Young Woman and the Sea movie stillComparisons to last year’s Nyad are inevitable. The two based-on-a-true-story films are doubles akin to 1997’s Volcano and Dante’s Peak or 1998’s Armageddon and Deep Impact. But where Diana Nyad used her copious resources and sponsorship deals pn a personal mission to prove that physical limits are not defined by age but willpower, there’s more at stake for Trudy. The conflict is greater, and her inevitable achievement is more satisfying. Trudy’s story is tantamount to someone like Amelia Earhart or Marie Curie, if lesser known, for representing a vast cultural shift. Without her, women in sports might have been set back decades. When it was over, I was struck by the importance of this story not just for Trudy but for women everywhere, whereas with Nyad, I was more impressed with Diane Nyad’s individual accomplishments. Elsewhere, the period setting and water sports aspect of the story brought to mind 2023’s The Boys in the Boat—another sporting drama set in the first half of the twentieth century that, by comparison, feels airless and low-stakes.

All the while, Young Woman and the Sea does what it does competently. Rønning never resorts to an overly flashy or CGI-heavy aesthetic, apart from a few shots designed to capture New York’s 1920s skyline or the treacherous conditions on the English Channel. Frequent J.A. Bayona cinematographer Óscar Faura delivers a glossy presentation, aided by the Hollywood-brand production design by Nóra Takács. The film looks handsome, and, if not fully romanticized, then polished enough to resist any hint of genuine realism. It plays like many Disney sports movies, from Miracle (2004) to Queen of Katwe (2006), in that the film shimmers even in its darkest moments. Rønning does little more cinematically than supply a solid studio production, offering no aesthetic surprises and even fewer narrative ones. No matter, since such devices are deployed for engaging material and powerful emotional payoffs. Ridley sells every moment with her character, offering perhaps her fullest performance to date. The supporting cast is also excellent, with Stephen Graham and Sian Clifford standing out as Trudy’s mentors.

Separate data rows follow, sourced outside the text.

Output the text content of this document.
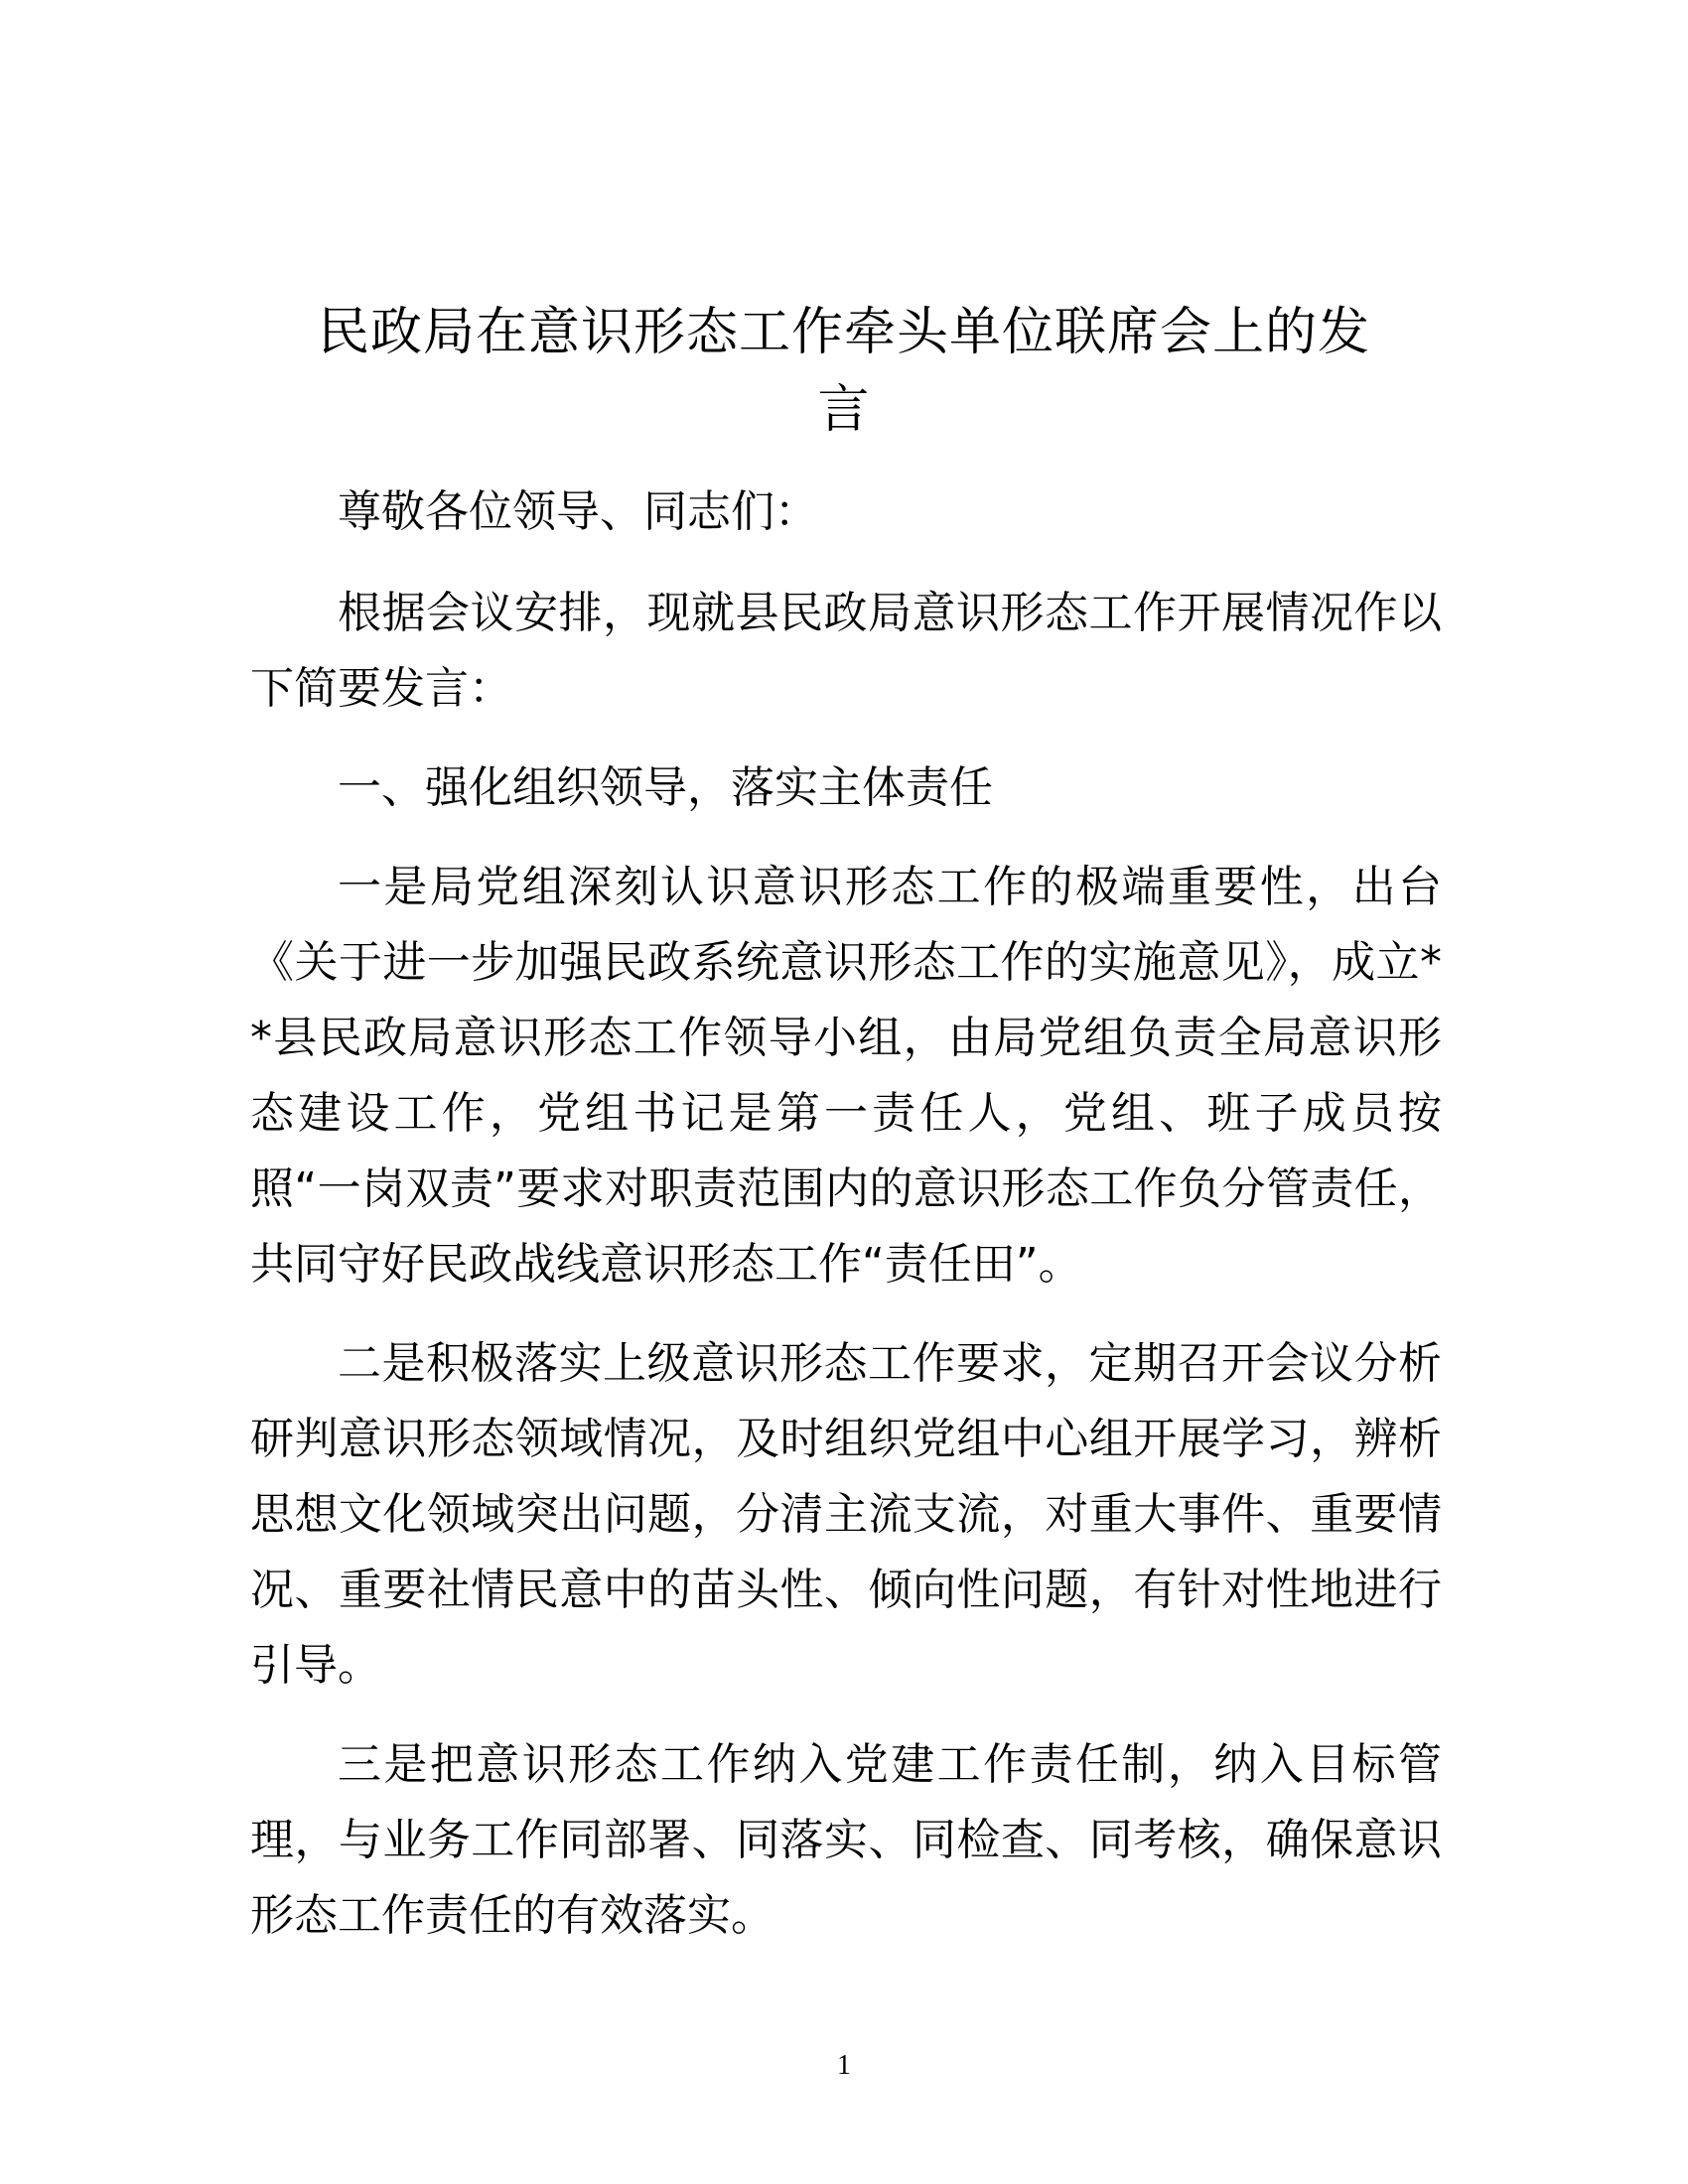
民政局在意识形态工作牵头单位联席会上的发
言

尊敬各位领导、同志们：

根据会议安排，现就县民政局意识形态工作开展情况作以下简要发言：

一、强化组织领导，落实主体责任

一是局党组深刻认识意识形态工作的极端重要性，出台《关于进一步加强民政系统意识形态工作的实施意见》，成立**县民政局意识形态工作领导小组，由局党组负责全局意识形态建设工作，党组书记是第一责任人，党组、班子成员按照“一岗双责”要求对职责范围内的意识形态工作负分管责任，共同守好民政战线意识形态工作“责任田”。

二是积极落实上级意识形态工作要求，定期召开会议分析研判意识形态领域情况，及时组织党组中心组开展学习，辨析思想文化领域突出问题，分清主流支流，对重大事件、重要情况、重要社情民意中的苗头性、倾向性问题，有针对性地进行引导。

三是把意识形态工作纳入党建工作责任制，纳入目标管理，与业务工作同部署、同落实、同检查、同考核，确保意识形态工作责任的有效落实。

1
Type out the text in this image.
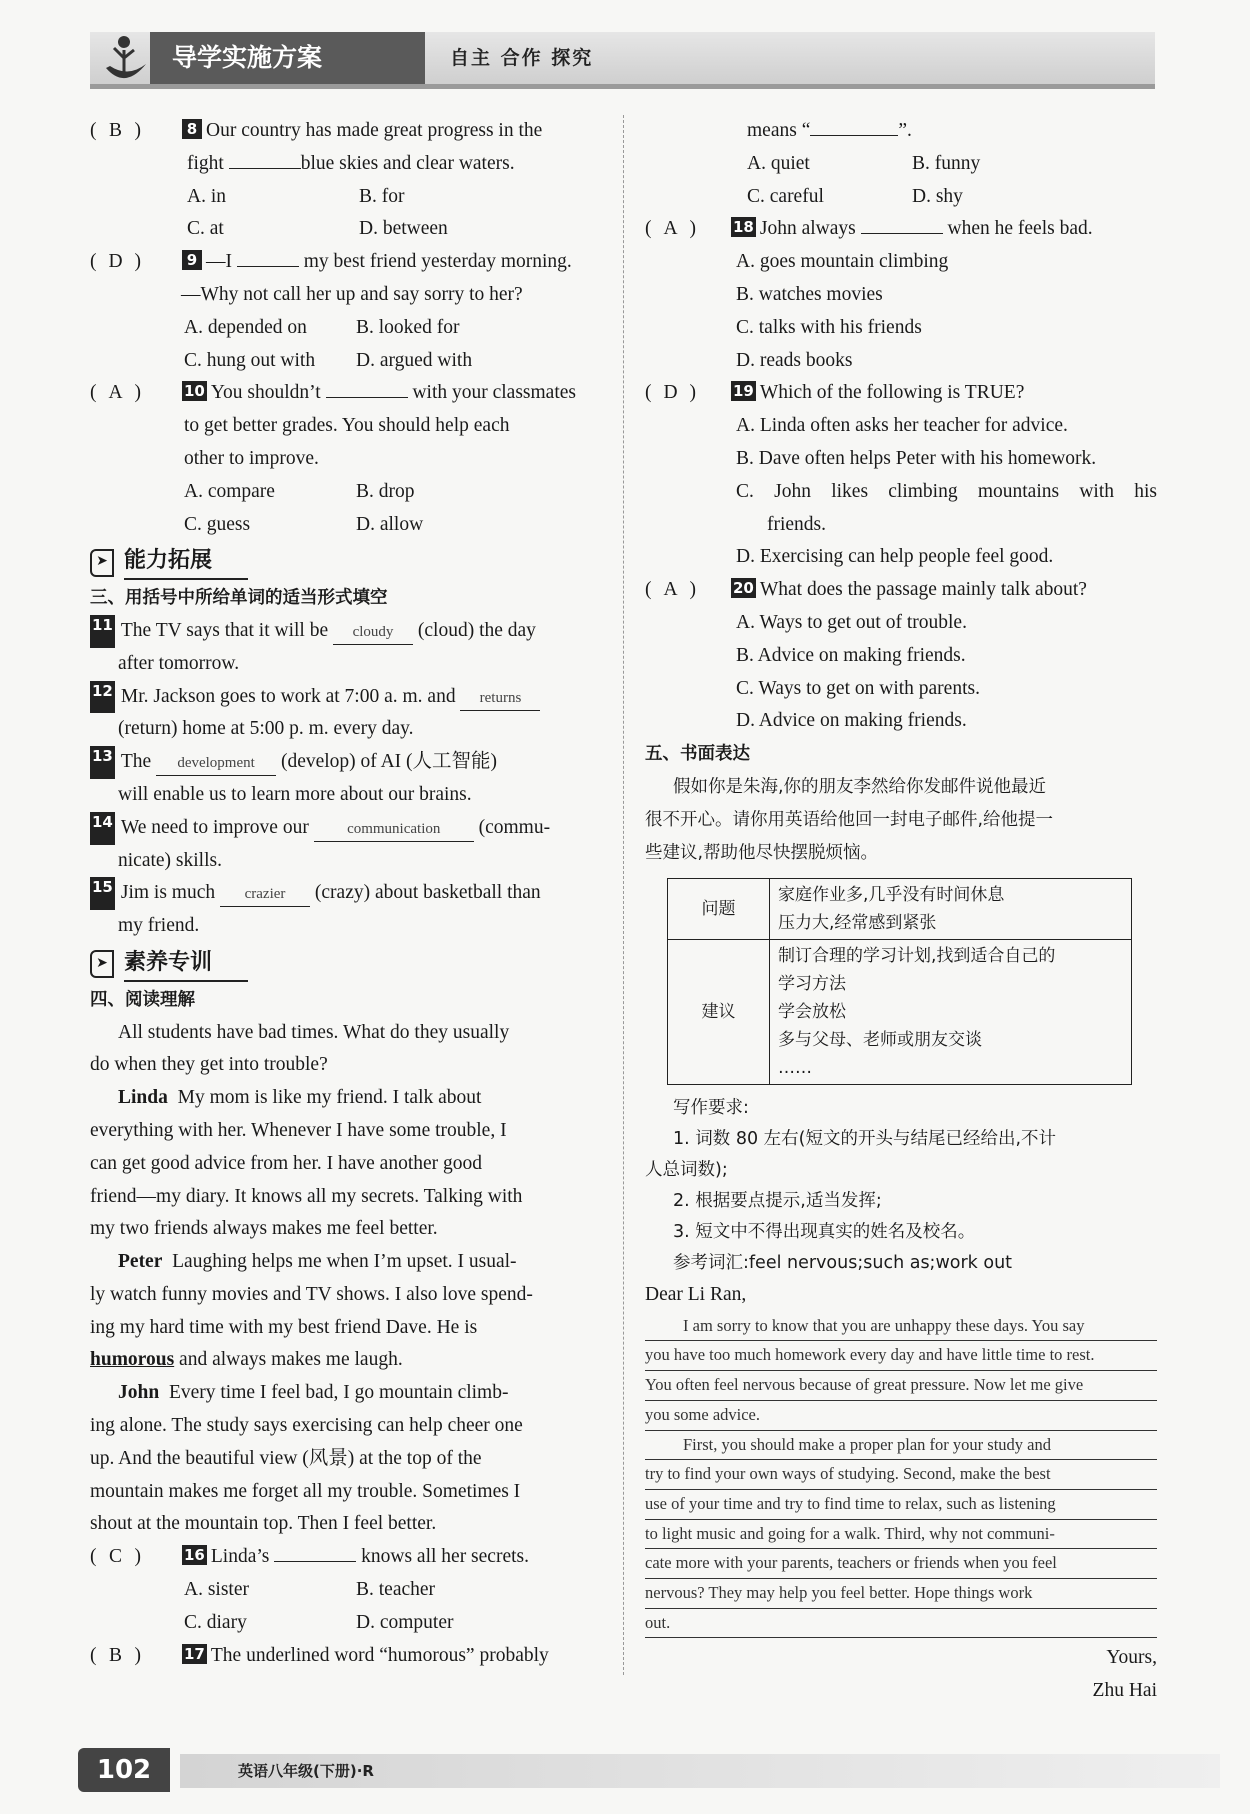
导学实施方案	自主 合作 探究
( B )	8 Our country has made great progress in the

fight	blue skies and clear waters.

A. in	B. for
C. at	D. between
( D )	9 —I	my best friend yesterday morning.

—Why not call her up and say sorry to her?

A. depended on	B. looked for
C. hung out with	D. argued with
( A )	10 You shouldn’t	with your classmates

to get better grades. You should help each

other to improve.

A. compare	B. drop
C. guess	D. allow
➤ 能力拓展

三、用括号中所给单词的适当形式填空

11 The TV says that it will be cloudy (cloud) the day

after tomorrow.

12 Mr. Jackson goes to work at 7:00 a. m. and returns

(return) home at 5:00 p. m. every day.

13 The development (develop) of AI (人工智能)

will enable us to learn more about our brains.

14 We need to improve our	communication (commu-

nicate) skills.

15 Jim is much crazier (crazy) about basketball than

my friend.

➤ 素养专训

四、阅读理解

All students have bad times. What do they usually

do when they get into trouble?

Linda My mom is like my friend. I talk about

everything with her. Whenever I have some trouble, I

can get good advice from her. I have another good

friend—my diary. It knows all my secrets. Talking with

my two friends always makes me feel better.

Peter Laughing helps me when I’m upset. I usual-

ly watch funny movies and TV shows. I also love spend-

ing my hard time with my best friend Dave. He is

humorous and always makes me laugh.

John Every time I feel bad, I go mountain climb-

ing alone. The study says exercising can help cheer one

up. And the beautiful view (风景) at the top of the

mountain makes me forget all my trouble. Sometimes I

shout at the mountain top. Then I feel better.

( C )	16 Linda’s	knows all her secrets.
A. sister	B. teacher
C. diary	D. computer
( B )	17 The underlined word “humorous” probably

means “	”.

A. quiet	B. funny
C. careful	D. shy
( A )	18 John always	when he feels bad.

A. goes mountain climbing

B. watches movies

C. talks with his friends

D. reads books

( D )	19 Which of the following is TRUE?

A. Linda often asks her teacher for advice.

B. Dave often helps Peter with his homework.

C. John likes climbing mountains with his

friends.

D. Exercising can help people feel good.

( A )	20 What does the passage mainly talk about?

A. Ways to get out of trouble.

B. Advice on making friends.

C. Ways to get on with parents.

D. Advice on making friends.

五、书面表达

假如你是朱海,你的朋友李然给你发邮件说他最近

很不开心。请你用英语给他回一封电子邮件,给他提一

些建议,帮助他尽快摆脱烦恼。

问题	家庭作业多,几乎没有时间休息
压力大,经常感到紧张

建议	制订合理的学习计划,找到适合自己的
学习方法
学会放松
多与父母、老师或朋友交谈
……

写作要求:

1. 词数 80 左右(短文的开头与结尾已经给出,不计

人总词数);

2. 根据要点提示,适当发挥;

3. 短文中不得出现真实的姓名及校名。

参考词汇:feel nervous;such as;work out

Dear Li Ran,

I am sorry to know that you are unhappy these days. You say

you have too much homework every day and have little time to rest.

You often feel nervous because of great pressure. Now let me give

you some advice.

First, you should make a proper plan for your study and

try to find your own ways of studying. Second, make the best

use of your time and try to find time to relax, such as listening

to light music and going for a walk. Third, why not communi-

cate more with your parents, teachers or friends when you feel

nervous? They may help you feel better. Hope things work

out.

Yours,

Zhu Hai

102	英语八年级(下册)·R
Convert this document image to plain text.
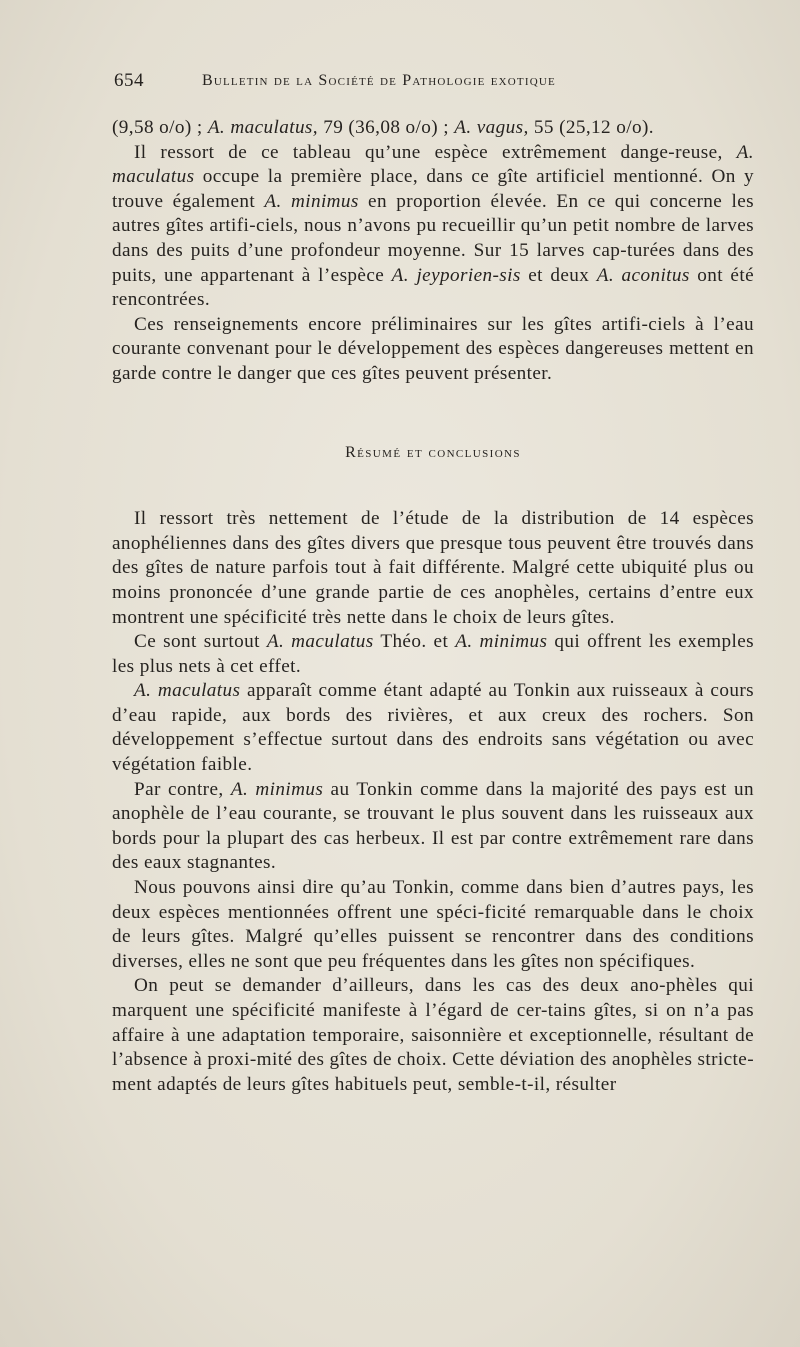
654	Bulletin de la Société de Pathologie exotique

(9,58 o/o) ; A. maculatus, 79 (36,08 o/o) ; A. vagus, 55 (25,12 o/o).

Il ressort de ce tableau qu’une espèce extrêmement dange-reuse, A. maculatus occupe la première place, dans ce gîte artificiel mentionné. On y trouve également A. minimus en proportion élevée. En ce qui concerne les autres gîtes artifi-ciels, nous n’avons pu recueillir qu’un petit nombre de larves dans des puits d’une profondeur moyenne. Sur 15 larves cap-turées dans des puits, une appartenant à l’espèce A. jeyporien-sis et deux A. aconitus ont été rencontrées.

Ces renseignements encore préliminaires sur les gîtes artifi-ciels à l’eau courante convenant pour le développement des espèces dangereuses mettent en garde contre le danger que ces gîtes peuvent présenter.

Résumé et conclusions

Il ressort très nettement de l’étude de la distribution de 14 espèces anophéliennes dans des gîtes divers que presque tous peuvent être trouvés dans des gîtes de nature parfois tout à fait différente. Malgré cette ubiquité plus ou moins prononcée d’une grande partie de ces anophèles, certains d’entre eux montrent une spécificité très nette dans le choix de leurs gîtes.

Ce sont surtout A. maculatus Théo. et A. minimus qui offrent les exemples les plus nets à cet effet.

A. maculatus apparaît comme étant adapté au Tonkin aux ruisseaux à cours d’eau rapide, aux bords des rivières, et aux creux des rochers. Son développement s’effectue surtout dans des endroits sans végétation ou avec végétation faible.

Par contre, A. minimus au Tonkin comme dans la majorité des pays est un anophèle de l’eau courante, se trouvant le plus souvent dans les ruisseaux aux bords pour la plupart des cas herbeux. Il est par contre extrêmement rare dans des eaux stagnantes.

Nous pouvons ainsi dire qu’au Tonkin, comme dans bien d’autres pays, les deux espèces mentionnées offrent une spéci-ficité remarquable dans le choix de leurs gîtes. Malgré qu’elles puissent se rencontrer dans des conditions diverses, elles ne sont que peu fréquentes dans les gîtes non spécifiques.

On peut se demander d’ailleurs, dans les cas des deux ano-phèles qui marquent une spécificité manifeste à l’égard de cer-tains gîtes, si on n’a pas affaire à une adaptation temporaire, saisonnière et exceptionnelle, résultant de l’absence à proxi-mité des gîtes de choix. Cette déviation des anophèles stricte-ment adaptés de leurs gîtes habituels peut, semble-t-il, résulter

Based on Glenn Stout’s 2009 book, Young Woman and the Sea: How Trudy Ederle Conquered the English Channel and Inspired the World, the screenplay was written by Jeff Nathanson, another Disney fixture behind Dead Men Tell No Tales and various live-action adaptations of classic animated features. Nathanson doesn’t break the mold here, and anyone versed in the standard sports movie template can predict the highs and lows. It’s the rare film that succeeds despite its formulaic structure by simply telling a powerful story with convincing details, commanding performances, and effective emotional beats. These elements underscore the sense of Trudy’s historical triumph, which is reinforced by the archival footage from the 1920s, showing the record-breaking reception in New York that might’ve seemed like Hollywood embellishment had the actual footage not been available. On the whole, Young Woman and the Sea doesn’t reinvent the genre, but it supplies a reminder of why cinema’s greatest sports movies are often underdog stories, and why underdogs are often groundbreakers.